その“誘い”を受けたのはほんの気まぐれだ。
それはとある昼下がり。太陽系第二惑星、すなわち金星の文明を攻め滅ぼしたばかりで、このときの俺はすこぶる機嫌が良かった。
ことに、俺の悪い仲間である未来サイボーグ怪獣:ガイガンの暴れ方と来たらどうか。
「感動させていただいた……Mハンター星雲人とかいうゴキブリの小間使いしてることだけは前から気に入らないが、その華麗かつ残忍な破壊行為には心から敬意を表するよ、ガイガン」
俺の心からの尊敬、リスペクトの念に対し、ガイガンもまた丁重に答えてくれた。
「誉め言葉と受け取らせていただきます。しかし……」
と、ここでガイガンは言葉を区切った。
「とてもひとりでは出来ないこともございます」
……ほう、どんな?
俺が続きを促すと、ガイガンはサングラスを持ち上げながら言うのだった。
「キングギドラ先生、友人としてお願いしたいことがあるのですが……一緒に地球に『地球人の子供』を採りに行ってはいただけませんか?」
「地球人の子供?」
ええ、とガイガンは続ける。
「ヒト型種族の中でも『地球人の子供』は他の星系にはなく、この太陽系――地球で採れる『地球人の子供』は他の銀河のどこにもない特別な固有種です。

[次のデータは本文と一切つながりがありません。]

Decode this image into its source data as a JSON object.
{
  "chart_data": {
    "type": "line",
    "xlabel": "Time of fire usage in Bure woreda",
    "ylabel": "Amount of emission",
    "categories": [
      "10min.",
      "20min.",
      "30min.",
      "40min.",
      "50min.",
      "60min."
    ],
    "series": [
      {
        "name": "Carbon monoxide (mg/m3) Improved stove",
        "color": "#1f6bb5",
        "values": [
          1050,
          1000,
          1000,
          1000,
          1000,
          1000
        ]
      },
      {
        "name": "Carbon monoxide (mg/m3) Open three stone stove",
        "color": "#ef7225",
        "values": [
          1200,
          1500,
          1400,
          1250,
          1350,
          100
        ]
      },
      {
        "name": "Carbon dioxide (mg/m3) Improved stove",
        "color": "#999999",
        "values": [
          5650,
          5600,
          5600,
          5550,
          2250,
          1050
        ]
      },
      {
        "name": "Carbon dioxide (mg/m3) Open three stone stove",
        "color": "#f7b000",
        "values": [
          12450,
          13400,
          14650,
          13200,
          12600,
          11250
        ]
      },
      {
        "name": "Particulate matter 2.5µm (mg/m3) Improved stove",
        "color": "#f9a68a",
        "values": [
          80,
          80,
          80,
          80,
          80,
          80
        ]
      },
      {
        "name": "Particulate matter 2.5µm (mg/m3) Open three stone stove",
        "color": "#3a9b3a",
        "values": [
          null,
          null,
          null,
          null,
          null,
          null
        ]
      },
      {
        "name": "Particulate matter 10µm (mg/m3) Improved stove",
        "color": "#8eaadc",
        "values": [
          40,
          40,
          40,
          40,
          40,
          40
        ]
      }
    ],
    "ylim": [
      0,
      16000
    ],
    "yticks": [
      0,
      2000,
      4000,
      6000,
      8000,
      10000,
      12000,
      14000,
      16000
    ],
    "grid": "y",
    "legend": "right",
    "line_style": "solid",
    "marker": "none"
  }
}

もしそれが手に入るならキングギドラ先生……わたしの生涯において最高の破壊行為をお見せすることが出来ます」
「普段ガイガンがどこから獲物を仕入れてるのか知らないが……地球の固有種というならモスラ辺りから直接譲ってもらえばいいだろう?」
至極真っ当な俺の指摘に対し、ガイガンはいたって真顔で答えた。
「貴重すぎる地球人類の子供……モスラはひとつも譲ってくれません」
「オイオイオイオイオイオイオイオイオイオイオイオイオイオイオイオイオイオイオイオイオイ」
俺は肩というか三つ首を竦めて答えた。
「譲ってくれないものを採りに攻め込もうって誘ってるのか? それって『侵略』って事だろうッ!?」
如何にもな俺の反応に、ガイガンは断固とした決意でもって答える。
「採るのはわたしです……あなたは首をぶらぶらさせながら引力光線を撃ちまくってくれるだけでいい」
「ナアナアナアナアナアナアナアナアナアナアナアナアナアナアナアナアナアナアナアナアナア」
言ってわからぬ悪友に、俺は敢えて丹念に言い聞かせてやった。
「……いいかい? 俺は健全な少年少女のための宇宙超ドラゴン怪獣なんだぜ? 社会的に少しは有名なんだ」
しかも!
と、ここで俺は敢えて付け加える。
「資料によれば、地球人は子供が成長して成人するまで20年以上と書いてあるッ! 育てている親御さんたちの日々のご苦労はとうてい想像できない……ッ!!」
……まあ、数万年、ともすると数億年近く生きてる俺たち怪獣にとっては20年なんてちっぽけなもんに過ぎないのだが。
とはいえ、それでも、だとしても。
ガイガンは堂々と言ってのけるのだった。
「“密漁”をします」
「だから気に入った」
すかさず応じる俺の答えに対し、ガイガンがクチバシに浮かべたのは、いつもどおりのニヒルな笑みだ。
ガイガンは言った。
「
……かくして次なる標的を見定め地球侵略に乗り出した俺たち、宇宙超ドラゴン怪獣キングギドラと未来サイボーグ怪獣ガイガン。
意気揚々と乗り込んだところまではよかったものの、ゴジラやモスラ、アンギラスなどをはじめとする地球怪獣連合軍から総出で迎え撃たれる羽目になり、コテンパンに叩きのめされることになるのだが、それはまあ別の話である。